London's leaders are aiming to further slash emissions of the city's sizeable bus fleet, starting with a trial of ten hydrogen vehicles.

On Tuesday, Ken Livingstone, Mayor of London, announced plans to trial five hydrogen fuel cell buses and five buses powered by hydrogen-fuelled internal combustion engines.

The fuel cell buses will be effectively zero carbon, while the combustion buses will have much lower emissions than their diesel counterparts.

“Hydrogen is a fuel of the future as it improves air quality and does not produce the harmful emissions which are causing catastrophic climate change,” said Mr Livingstone.
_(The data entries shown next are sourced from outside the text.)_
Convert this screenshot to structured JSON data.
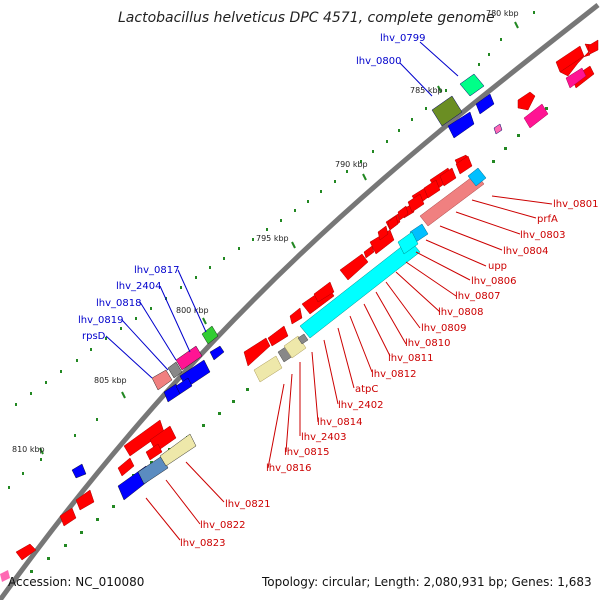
{
  "title": "Lactobacillus helveticus DPC 4571, complete genome",
  "footer": {
    "accession": "Accession: NC_010080",
    "topology": "Topology: circular; Length: 2,080,931 bp; Genes: 1,683"
  },
  "ticks": [
    "780 kbp",
    "785 kbp",
    "790 kbp",
    "795 kbp",
    "800 kbp",
    "805 kbp",
    "810 kbp"
  ],
  "colors": {
    "backbone": "#777777",
    "forward_gene": "#ff0000",
    "reverse_gene": "#0000ff",
    "rrna_like": "#00ffff",
    "pseudo": "#ffff99",
    "label_blue": "#0000cc",
    "label_red": "#cc0000",
    "tick_dot": "#228822"
  },
  "labels_blue": [
    "lhv_0799",
    "lhv_0800",
    "lhv_0817",
    "lhv_2404",
    "lhv_0818",
    "lhv_0819",
    "rpsD"
  ],
  "labels_red": [
    "lhv_0801",
    "prfA",
    "lhv_0803",
    "lhv_0804",
    "upp",
    "lhv_0806",
    "lhv_0807",
    "lhv_0808",
    "lhv_0809",
    "lhv_0810",
    "lhv_0811",
    "lhv_0812",
    "atpC",
    "lhv_2402",
    "lhv_0814",
    "lhv_2403",
    "lhv_0815",
    "lhv_0816",
    "lhv_0821",
    "lhv_0822",
    "lhv_0823"
  ]
}
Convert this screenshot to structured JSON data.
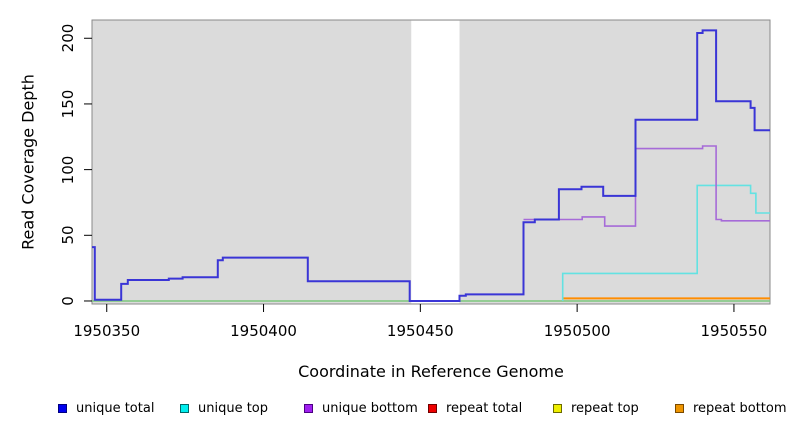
{
  "chart_data": {
    "type": "line",
    "subtype": "step-coverage-plot",
    "title": "",
    "xlabel": "Coordinate in Reference Genome",
    "ylabel": "Read Coverage Depth",
    "x_ticks": [
      1950350,
      1950400,
      1950450,
      1950500,
      1950550
    ],
    "y_ticks": [
      0,
      50,
      100,
      150,
      200
    ],
    "xlim": [
      1950345.3,
      1950561.5
    ],
    "ylim": [
      -2.3,
      213.9
    ],
    "grid": false,
    "panel_bg": "#dbdbdb",
    "panel_border": "#8a8a8a",
    "masked_region": {
      "x_start": 1950447.1,
      "x_end": 1950462.5,
      "color": "#ffffff"
    },
    "baseline": {
      "name": "zero baseline",
      "color": "#7dc87d",
      "width": 1.5,
      "value": 0
    },
    "series": [
      {
        "name": "repeat total",
        "color": "#e00000",
        "width": 1.6,
        "points": []
      },
      {
        "name": "repeat top",
        "color": "#e8e800",
        "width": 1.6,
        "points": []
      },
      {
        "name": "repeat bottom",
        "color": "#ff8c00",
        "width": 2,
        "points": [
          [
            1950495.4,
            2
          ]
        ]
      },
      {
        "name": "unique top",
        "color": "#63e2e2",
        "width": 1.6,
        "points": [
          [
            1950495.4,
            0
          ],
          [
            1950495.4,
            21
          ],
          [
            1950538.3,
            88
          ],
          [
            1950555.3,
            82
          ],
          [
            1950557,
            67
          ]
        ]
      },
      {
        "name": "unique bottom",
        "color": "#a66bd8",
        "width": 1.6,
        "points": [
          [
            1950482.9,
            62
          ],
          [
            1950501.6,
            64
          ],
          [
            1950508.8,
            57
          ],
          [
            1950518.6,
            116
          ],
          [
            1950540,
            118
          ],
          [
            1950544.3,
            62
          ],
          [
            1950546,
            61
          ]
        ]
      },
      {
        "name": "unique total",
        "color": "#3a35d6",
        "width": 2,
        "points": [
          [
            1950345.3,
            41
          ],
          [
            1950346.2,
            1
          ],
          [
            1950354.6,
            13
          ],
          [
            1950356.7,
            16
          ],
          [
            1950369.8,
            17
          ],
          [
            1950374.2,
            18
          ],
          [
            1950385.4,
            31
          ],
          [
            1950387,
            33
          ],
          [
            1950414.1,
            15
          ],
          [
            1950446.6,
            0
          ],
          [
            1950462.5,
            4
          ],
          [
            1950464.5,
            5
          ],
          [
            1950482.9,
            60
          ],
          [
            1950486.5,
            62
          ],
          [
            1950494.2,
            85
          ],
          [
            1950501.4,
            87
          ],
          [
            1950508.3,
            80
          ],
          [
            1950518.6,
            138
          ],
          [
            1950538.3,
            204
          ],
          [
            1950540,
            206
          ],
          [
            1950544.3,
            152
          ],
          [
            1950555.3,
            147
          ],
          [
            1950556.6,
            130
          ]
        ]
      }
    ],
    "legend": [
      {
        "label": "unique total",
        "fill": "#0000ee",
        "border": "#000080"
      },
      {
        "label": "unique top",
        "fill": "#00eeee",
        "border": "#006868"
      },
      {
        "label": "unique bottom",
        "fill": "#a020f0",
        "border": "#4b0082"
      },
      {
        "label": "repeat total",
        "fill": "#ee0000",
        "border": "#700000"
      },
      {
        "label": "repeat top",
        "fill": "#eeee00",
        "border": "#6b6b00"
      },
      {
        "label": "repeat bottom",
        "fill": "#ee9500",
        "border": "#7a4a00"
      }
    ],
    "legend_position": "bottom"
  }
}
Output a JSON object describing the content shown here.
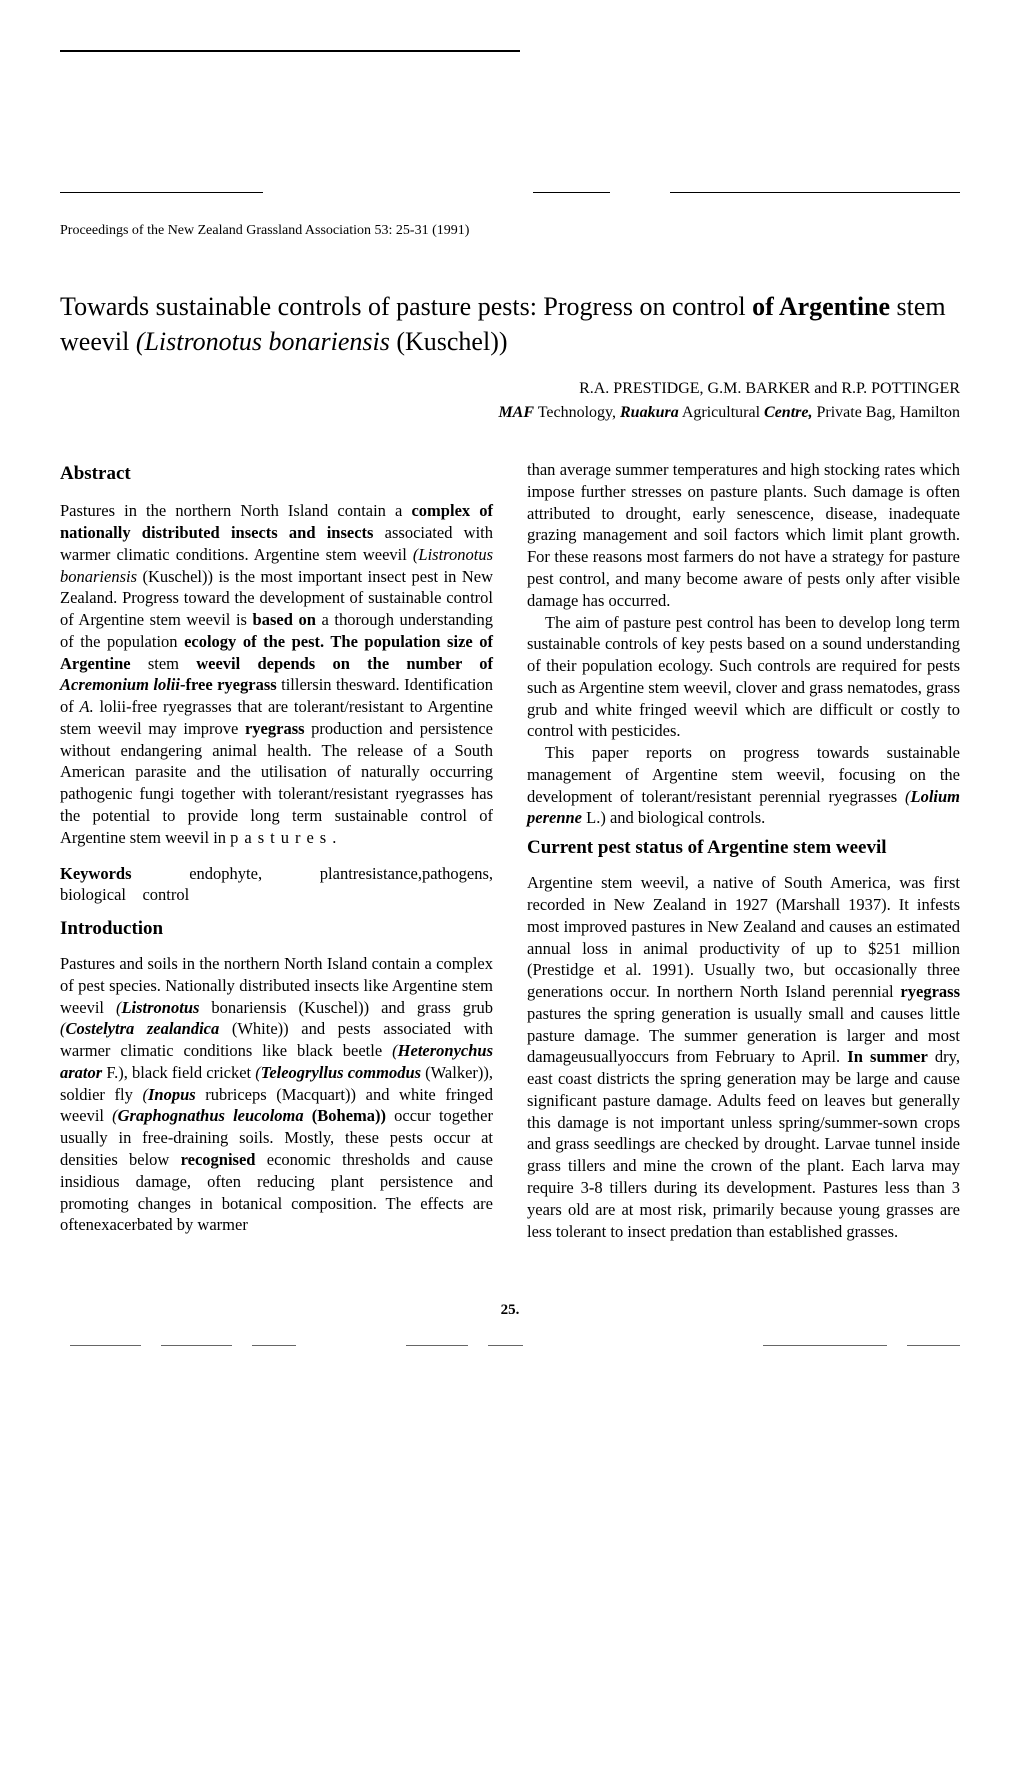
{
  "proceedings": "Proceedings of the New Zealand Grassland Association 53: 25-31 (1991)",
  "title_html": "Towards sustainable controls of pasture pests: Progress on control <b>of Argentine</b> stem weevil <em>(Listronotus bonariensis</em> (Kuschel))",
  "authors": "R.A. PRESTIDGE, G.M. BARKER and R.P. POTTINGER",
  "affiliation_html": "<em><b>MAF</b></em> Technology, <em><b>Ruakura</b></em> Agricultural <em><b>Centre,</b></em> Private Bag, Hamilton",
  "left": {
    "abstract_heading": "Abstract",
    "abstract_html": "Pastures in the northern North Island contain a <b>complex of nationally distributed insects and insects</b> associated with warmer climatic conditions. Argentine stem weevil <em>(Listronotus bonariensis</em> (Kuschel)) is the most important insect pest in New Zealand. Progress toward the development of sustainable control of Argentine stem weevil is <b>based on</b> a thorough understanding of the population <b>ecology of the pest. The population size of Argentine</b> stem <b>weevil depends on the number of <em>Acremonium</em></b> <em><b>lolii</b></em><b>-free ryegrass</b> tillersin thesward. Identification of <em>A.</em> lolii-free ryegrasses that are tolerant/resistant to Argentine stem weevil may improve <b>ryegrass</b> production and persistence without endangering animal health. The release of a South American parasite and the utilisation of naturally occurring pathogenic fungi together with tolerant/resistant ryegrasses has the potential to provide long term sustainable control of Argentine stem weevil in <span class=\"letterspaced\">pastures.</span>",
    "keywords_html": "<b>Keywords</b>&nbsp;&nbsp;endophyte,&nbsp;&nbsp;plantresistance,pathogens, biological&nbsp;&nbsp;&nbsp;&nbsp;control",
    "intro_heading": "Introduction",
    "intro_html": "Pastures and soils in the northern North Island contain a complex of pest species. Nationally distributed insects like Argentine stem weevil <em>(<b>Listronotus</b></em> bonariensis (Kuschel)) and grass grub <em>(<b>Costelytra zealandica</b></em> (White)) and pests associated with warmer climatic conditions like black beetle <em>(<b>Heteronychus arator</b></em> F.), black field cricket <em>(<b>Teleogryllus commodus</b></em> (Walker)), soldier fly <em>(<b>Inopus</b></em> rubriceps (Macquart)) and white fringed weevil <em>(<b>Graphognathus leucoloma</b></em> <b>(Bohema))</b> occur together usually in free-draining soils. Mostly, these pests occur at densities below <b>recognised</b> economic thresholds and cause insidious damage, often reducing plant persistence and promoting changes in botanical composition. The effects are oftenexacerbated by warmer"
  },
  "right": {
    "p1": "than average summer temperatures and high stocking rates which impose further stresses on pasture plants. Such damage is often attributed to drought, early senescence, disease, inadequate grazing management and soil factors which limit plant growth. For these reasons most farmers do not have a strategy for pasture pest control, and many become aware of pests only after visible damage has occurred.",
    "p2": "The aim of pasture pest control has been to develop long term sustainable controls of key pests based on a sound understanding of their population ecology. Such controls are required for pests such as Argentine stem weevil, clover and grass nematodes, grass grub and white fringed weevil which are difficult or costly to control with pesticides.",
    "p3_html": "This paper reports on progress towards sustainable management of Argentine stem weevil, focusing on the development of tolerant/resistant perennial ryegrasses <em>(<b>Lolium perenne</b></em> L.) and biological controls.",
    "status_heading_html": "Current pest status <b>of Argentine</b> stem weevil",
    "p4_html": "Argentine stem weevil, a native of South America, was first recorded in New Zealand in 1927 (Marshall 1937). It infests most improved pastures in New Zealand and causes an estimated annual loss in animal productivity of up to $251 million (Prestidge et al. 1991). Usually two, but occasionally three generations occur. In northern North Island perennial <b>ryegrass</b> pastures the spring generation is usually small and causes little pasture damage. The summer generation is larger and most damageusuallyoccurs from February to April. <b>In summer</b> dry, east coast districts the spring generation may be large and cause significant pasture damage. Adults feed on leaves but generally this damage is not important unless spring/summer-sown crops and grass seedlings are checked by drought. Larvae tunnel inside grass tillers and mine the crown of the plant. Each larva may require 3-8 tillers during its development. Pastures less than 3 years old are at most risk, primarily because young grasses are less tolerant to insect predation than established grasses."
  },
  "page_number": "25."
}
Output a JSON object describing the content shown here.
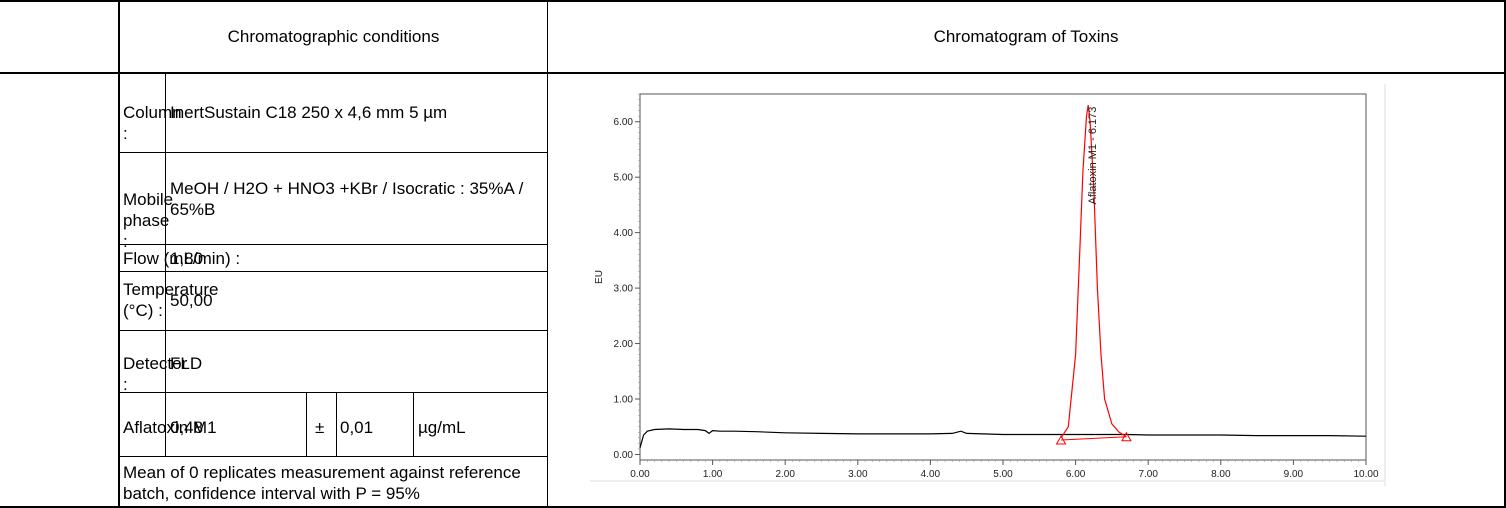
{
  "left_panel": {
    "header": "Chromatographic conditions",
    "rows": [
      {
        "label": "Column :",
        "value": "InertSustain C18 250 x 4,6 mm 5 µm"
      },
      {
        "label": "Mobile phase :",
        "value": "MeOH / H2O + HNO3 +KBr / Isocratic : 35%A / 65%B"
      },
      {
        "label": "Flow (mL/min) :",
        "value": "1,80"
      },
      {
        "label": "Temperature (°C) :",
        "value": "50,00"
      },
      {
        "label": "Detector :",
        "value": "FLD"
      }
    ],
    "result": {
      "label": "Aflatoxin M1",
      "value": "0,48",
      "pm": "±",
      "uncertainty": "0,01",
      "unit": "µg/mL"
    },
    "footnote": "Mean of 0 replicates measurement against reference batch, confidence interval with P = 95%"
  },
  "right_panel": {
    "header": "Chromatogram of Toxins"
  },
  "chart_data": {
    "type": "line",
    "title": "",
    "xlabel": "",
    "ylabel": "EU",
    "xlim": [
      0,
      10
    ],
    "ylim": [
      -0.1,
      6.5
    ],
    "xticks": [
      "0.00",
      "1.00",
      "2.00",
      "3.00",
      "4.00",
      "5.00",
      "6.00",
      "7.00",
      "8.00",
      "9.00",
      "10.00"
    ],
    "yticks": [
      "0.00",
      "1.00",
      "2.00",
      "3.00",
      "4.00",
      "5.00",
      "6.00"
    ],
    "series": [
      {
        "color": "#000000",
        "x": [
          0.0,
          0.05,
          0.1,
          0.2,
          0.4,
          0.6,
          0.8,
          0.9,
          0.95,
          1.0,
          1.1,
          1.3,
          1.6,
          2.0,
          2.5,
          3.0,
          3.5,
          4.0,
          4.3,
          4.42,
          4.5,
          5.0,
          5.5,
          5.8,
          6.7,
          7.0,
          7.5,
          8.0,
          8.5,
          9.0,
          9.5,
          10.0
        ],
        "y": [
          0.12,
          0.35,
          0.42,
          0.45,
          0.46,
          0.45,
          0.45,
          0.43,
          0.38,
          0.43,
          0.42,
          0.42,
          0.41,
          0.39,
          0.38,
          0.37,
          0.37,
          0.37,
          0.38,
          0.42,
          0.38,
          0.36,
          0.36,
          0.36,
          0.36,
          0.35,
          0.35,
          0.35,
          0.34,
          0.34,
          0.34,
          0.33
        ]
      },
      {
        "name": "Aflatoxin M1 - 6.173",
        "color": "#ff0000",
        "x": [
          5.8,
          5.9,
          6.0,
          6.05,
          6.1,
          6.15,
          6.173,
          6.2,
          6.25,
          6.3,
          6.35,
          6.4,
          6.5,
          6.6,
          6.7
        ],
        "y": [
          0.3,
          0.5,
          1.8,
          3.4,
          5.1,
          6.1,
          6.3,
          6.0,
          4.8,
          3.0,
          1.8,
          1.0,
          0.55,
          0.4,
          0.32
        ]
      }
    ],
    "baseline": {
      "x": [
        5.8,
        6.7
      ],
      "y": [
        0.26,
        0.32
      ],
      "color": "#ff0000"
    },
    "peak_markers": [
      {
        "x": 5.8,
        "y": 0.26
      },
      {
        "x": 6.7,
        "y": 0.32
      }
    ],
    "annotations": [
      {
        "text": "Aflatoxin M1 - 6.173",
        "x": 6.173,
        "y": 6.2,
        "rotation": -90
      }
    ]
  }
}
“These ten new hydrogen vehicles will be clean and efficient, providing a smoother, quieter ride for passengers.

“London is now the first city in Europe to commit to a hydrogen bus fleet of this size, which will match traditional diesel buses in terms of performance. This represents a huge step forward from the previous hydrogen trials in the capital and is an important step towards my target of having five per cent of all public sector fleet vehicles powered by hydrogen by 2015.”

The £9.65m contract for the buses has been awarded to American company ISE which has an established track record of delivering hydrogen buses, ISE.

The contract covers specialist maintenance and repairs for the first five years and cost to Londoners has been offset by a grant of £2.6m from central Government.

Energy Minister Malcolm Wicks, said: “This is a very exciting development and a serious step towards the long-term aim of reducing emissions from road transport.”

Mike Weston, operations director for London Buses, added: “The Mayor and Transport for London are committed to tackling climate change through cutting London’s contribution to CO2 and other emissions.

“Hydrogen technology is still being developed and we are paying a premium for these early models. However, we firmly believe this is a worthwhile investment in developing clean, green technology, and we expect costs to reduce over time.”

Mr Livingstone said that as there was currently no mass market for hydrogen buses, each of the vehicles had to be custom built and were therefore considerably more expensive than the equivalent diesel vehicles.

The trial will find out which of the two technologies is best suited to London and once this has been determined, said the Mayor, all new buses coming into the fleet will be hydrogen fuelled.